Mol Cell. 2004 Mar 12;13(5):689-701. doi: 10.1016/s1097-2765(04)00084-x.
Histidine kinases are used extensively in prokaryotes to monitor and respond to changes in cellular and environmental conditions. In Bacillus subtilis, sporulation-specific gene expression is controlled by a histidine kinase phosphorelay that culminates in phosphorylation of the Spo0A transcription factor. Sda provides a developmental checkpoint by inhibiting this phosphorelay in response to DNA damage and replication defects. We show that Sda acts at the first step in the relay by inhibiting autophosphorylation of the histidine kinase KinA. The structure of Sda, which we determined using NMR, comprises a helical hairpin. A cluster of conserved residues on one face of the hairpin mediates an interaction between Sda and the KinA dimerization/phosphotransfer domain. This interaction stabilizes the KinA dimer, and the two proteins form a stable heterotetramer. The data indicate that Sda forms a molecular barricade that inhibits productive interaction between the catalytic and phosphotransfer domains of KinA.

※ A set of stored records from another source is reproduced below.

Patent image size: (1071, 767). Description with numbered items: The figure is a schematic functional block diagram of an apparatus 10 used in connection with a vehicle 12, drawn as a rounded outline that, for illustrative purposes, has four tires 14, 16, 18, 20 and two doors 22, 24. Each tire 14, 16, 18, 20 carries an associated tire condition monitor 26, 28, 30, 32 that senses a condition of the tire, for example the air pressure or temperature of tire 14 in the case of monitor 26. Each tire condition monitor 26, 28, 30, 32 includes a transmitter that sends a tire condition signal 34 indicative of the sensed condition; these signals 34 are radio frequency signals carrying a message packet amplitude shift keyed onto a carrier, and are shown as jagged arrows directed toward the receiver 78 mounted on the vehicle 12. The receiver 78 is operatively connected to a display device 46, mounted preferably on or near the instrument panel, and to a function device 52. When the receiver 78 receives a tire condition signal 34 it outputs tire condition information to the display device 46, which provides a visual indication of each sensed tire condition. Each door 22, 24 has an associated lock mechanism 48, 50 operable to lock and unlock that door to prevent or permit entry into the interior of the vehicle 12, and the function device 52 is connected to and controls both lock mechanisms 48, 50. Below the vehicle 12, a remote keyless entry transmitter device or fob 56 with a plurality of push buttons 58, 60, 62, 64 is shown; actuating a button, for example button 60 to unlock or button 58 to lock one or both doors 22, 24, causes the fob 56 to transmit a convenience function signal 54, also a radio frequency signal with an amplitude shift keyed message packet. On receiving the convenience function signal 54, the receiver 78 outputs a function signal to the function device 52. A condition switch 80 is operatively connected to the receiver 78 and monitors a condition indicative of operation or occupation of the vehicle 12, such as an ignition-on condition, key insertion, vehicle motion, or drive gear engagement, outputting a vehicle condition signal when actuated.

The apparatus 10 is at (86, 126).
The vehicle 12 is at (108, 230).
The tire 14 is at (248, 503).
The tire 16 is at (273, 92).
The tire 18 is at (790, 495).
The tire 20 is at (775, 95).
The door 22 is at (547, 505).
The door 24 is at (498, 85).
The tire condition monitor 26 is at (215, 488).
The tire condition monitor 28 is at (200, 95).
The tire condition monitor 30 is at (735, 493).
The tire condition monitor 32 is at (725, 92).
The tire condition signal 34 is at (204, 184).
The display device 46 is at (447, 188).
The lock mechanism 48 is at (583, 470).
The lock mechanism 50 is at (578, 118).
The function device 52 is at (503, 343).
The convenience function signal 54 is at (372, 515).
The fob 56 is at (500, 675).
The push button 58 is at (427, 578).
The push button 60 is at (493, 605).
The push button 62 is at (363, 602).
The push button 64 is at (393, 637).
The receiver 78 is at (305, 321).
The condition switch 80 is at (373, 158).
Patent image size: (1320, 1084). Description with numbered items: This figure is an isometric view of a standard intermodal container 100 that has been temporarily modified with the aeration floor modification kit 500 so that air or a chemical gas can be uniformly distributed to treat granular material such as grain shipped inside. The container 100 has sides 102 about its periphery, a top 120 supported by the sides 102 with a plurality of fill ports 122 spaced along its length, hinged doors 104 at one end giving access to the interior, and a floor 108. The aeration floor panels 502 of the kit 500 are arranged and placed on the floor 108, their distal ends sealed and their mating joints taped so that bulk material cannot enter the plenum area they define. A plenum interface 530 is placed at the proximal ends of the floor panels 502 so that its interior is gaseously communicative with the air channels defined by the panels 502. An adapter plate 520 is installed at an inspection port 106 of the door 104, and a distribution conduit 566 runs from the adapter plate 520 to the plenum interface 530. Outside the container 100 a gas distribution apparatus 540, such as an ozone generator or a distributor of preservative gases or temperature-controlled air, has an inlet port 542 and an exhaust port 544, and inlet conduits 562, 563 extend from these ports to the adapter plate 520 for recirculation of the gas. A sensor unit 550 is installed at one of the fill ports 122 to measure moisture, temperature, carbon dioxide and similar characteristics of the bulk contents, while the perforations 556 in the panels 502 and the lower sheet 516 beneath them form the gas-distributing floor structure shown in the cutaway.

组氨酸激酶在原核生物中被广泛用于监测和响应细胞及环境条件的变化。在枯草芽孢杆菌中,孢子形成特异性基因表达由一个组氨酸激酶磷酸化信号转导途径控制,该途径最终导致Spo0A转录因子的磷酸化。Sda通过响应DNA损伤和复制缺陷抑制这种磷酸化信号转导途径,从而提供一个发育检查点。我们发现Sda通过抑制组氨酸激酶KinA的自身磷酸化作用于信号转导途径的第一步。我们利用核磁共振确定的Sda结构包含一个螺旋发夹。发夹一侧的一簇保守残基介导了Sda与KinA二聚化/磷酸转移结构域之间的相互作用。这种相互作用稳定了KinA二聚体,并且这两种蛋白质形成了一个稳定的异源四聚体。数据表明Sda形成了一个分子屏障,抑制了KinA催化结构域和磷酸转移结构域之间的有效相互作用。